In the abovementioned case, you use measure field SUM(orders."delivery_attempts") of orders data model and non-measure field order_items.order_id of order_items data model. Since the relationship between orders and order_items is one-to-many, the underlying query will be generated as below

SELECT
T1."order_id" AS "order_id",
SUM(T0."delivery_attempts") AS "delivery_attempts"
FROM
"ecommerce"."orders" T0
LEFT JOIN "ecommerce"."order_items" T1 ON T0."id" = T1."order_id"
WHERE
T0."id" < 2200
GROUP BY 1
ORDER BY 2 DESC
LIMIT 500

What have we done to solve the issue

In order to solve this issue, Holistics has modified the underlying query to get the distinct value when the fan-out issue happens.

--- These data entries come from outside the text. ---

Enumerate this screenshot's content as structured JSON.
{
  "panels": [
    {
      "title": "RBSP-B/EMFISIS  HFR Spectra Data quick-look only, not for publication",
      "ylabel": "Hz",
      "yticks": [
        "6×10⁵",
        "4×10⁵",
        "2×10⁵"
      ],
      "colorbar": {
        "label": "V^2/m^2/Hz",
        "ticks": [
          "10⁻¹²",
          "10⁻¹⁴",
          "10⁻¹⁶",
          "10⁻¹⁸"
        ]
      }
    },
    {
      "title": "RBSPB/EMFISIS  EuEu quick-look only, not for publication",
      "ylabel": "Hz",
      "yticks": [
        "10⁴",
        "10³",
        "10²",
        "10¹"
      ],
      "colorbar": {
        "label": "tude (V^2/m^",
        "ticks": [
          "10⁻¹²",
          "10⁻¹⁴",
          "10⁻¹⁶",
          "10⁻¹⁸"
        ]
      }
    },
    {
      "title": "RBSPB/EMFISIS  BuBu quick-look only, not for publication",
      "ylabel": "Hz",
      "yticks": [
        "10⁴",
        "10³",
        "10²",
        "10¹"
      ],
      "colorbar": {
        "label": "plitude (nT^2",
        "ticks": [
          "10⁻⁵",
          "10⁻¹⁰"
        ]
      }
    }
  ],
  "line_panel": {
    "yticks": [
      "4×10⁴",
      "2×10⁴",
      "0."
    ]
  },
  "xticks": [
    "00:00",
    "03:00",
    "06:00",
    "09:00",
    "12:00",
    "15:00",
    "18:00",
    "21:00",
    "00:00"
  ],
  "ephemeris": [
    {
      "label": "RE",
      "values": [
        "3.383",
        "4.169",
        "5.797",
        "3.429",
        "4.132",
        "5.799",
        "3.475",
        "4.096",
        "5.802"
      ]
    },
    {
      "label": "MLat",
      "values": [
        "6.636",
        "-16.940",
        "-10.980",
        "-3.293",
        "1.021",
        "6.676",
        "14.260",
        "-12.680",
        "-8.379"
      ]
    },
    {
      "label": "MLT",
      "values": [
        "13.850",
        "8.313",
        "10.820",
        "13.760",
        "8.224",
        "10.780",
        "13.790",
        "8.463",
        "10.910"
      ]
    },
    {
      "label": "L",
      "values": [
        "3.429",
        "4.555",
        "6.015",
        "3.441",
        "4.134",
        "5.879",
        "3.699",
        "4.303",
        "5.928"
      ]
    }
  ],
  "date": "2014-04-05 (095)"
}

Specifically, when the measure/aggregation is on the dimension model instead of the fact model, we will calculate the measure first inside the dimension model before executing the join.

For example, let take the example above, when we sum the delivery_attempts, this query will run first inside order model to calculate total delivery_attempts for each order_id. Let's call this Set A

SELECT
T0."order_id" AS "order_id",
SUM(T0."delivery_attempts") AS "total_delivery_attempts"
FROM
"ecommerce"."orders" T0
WHERE
T0."id" < 2200
GROUP BY 1
ORDER BY 2 DESC

After that, we will execute the join from order_items to orders as normal and select Distinct order_id from order_items model. Let's call this Set B

SELECT
distinct T0."order_id" AS "order_id"
FROM
"ecommerce"."order_items" T0
LEFT JOIN "ecommerce"."orders" T1 ON T0."order_id" = T1."id"
WHERE
T0."id" < 2200

Finally, we will Full Join Set A and Set B, select order_id from Set B and total_delivery_attempts from Set A. By doing this, the order_id will be unique and fan-out issue no longer exists.

The final query will be:

With total_delivery_attemps as (
SELECT
T0."order_id" AS "order_id",
SUM(T0."delivery_attempts") AS "total_delivery_attempts"
FROM
"ecommerce"."orders" T0
WHERE
T0."id" < 2200
GROUP BY 1
ORDER BY 2 DESC
)
, distinct_order_id as (
SELECT
distinct T0."order_id" AS "order_id"
FROM
"ecommerce"."order_items" T0
LEFT JOIN
"ecommerce"."orders" T1 ON T0."order_id" = T1."id"
WHERE
T0."id" < 2200
)
SELECT
T1."order_id"
T0."total_delivery_attempts"
FROM
total_delivery_attemps T0
FULL JOIN
distinct_order_id T1 on T0."order_id" = T1."order_id"

Notes

Please remember that we have handled the fan-out issues from our side only if we know the aggregated function of your measure. With that being said, for now if your measure is an only basic calculation (COUNT, SUM, AVG,...), you can use our aggregation in our dataset exploration interface.

On the contrary, if you measure is created inside model, there will be high possibility that we cannot guess our aggregation function thus causing the fan-out issues.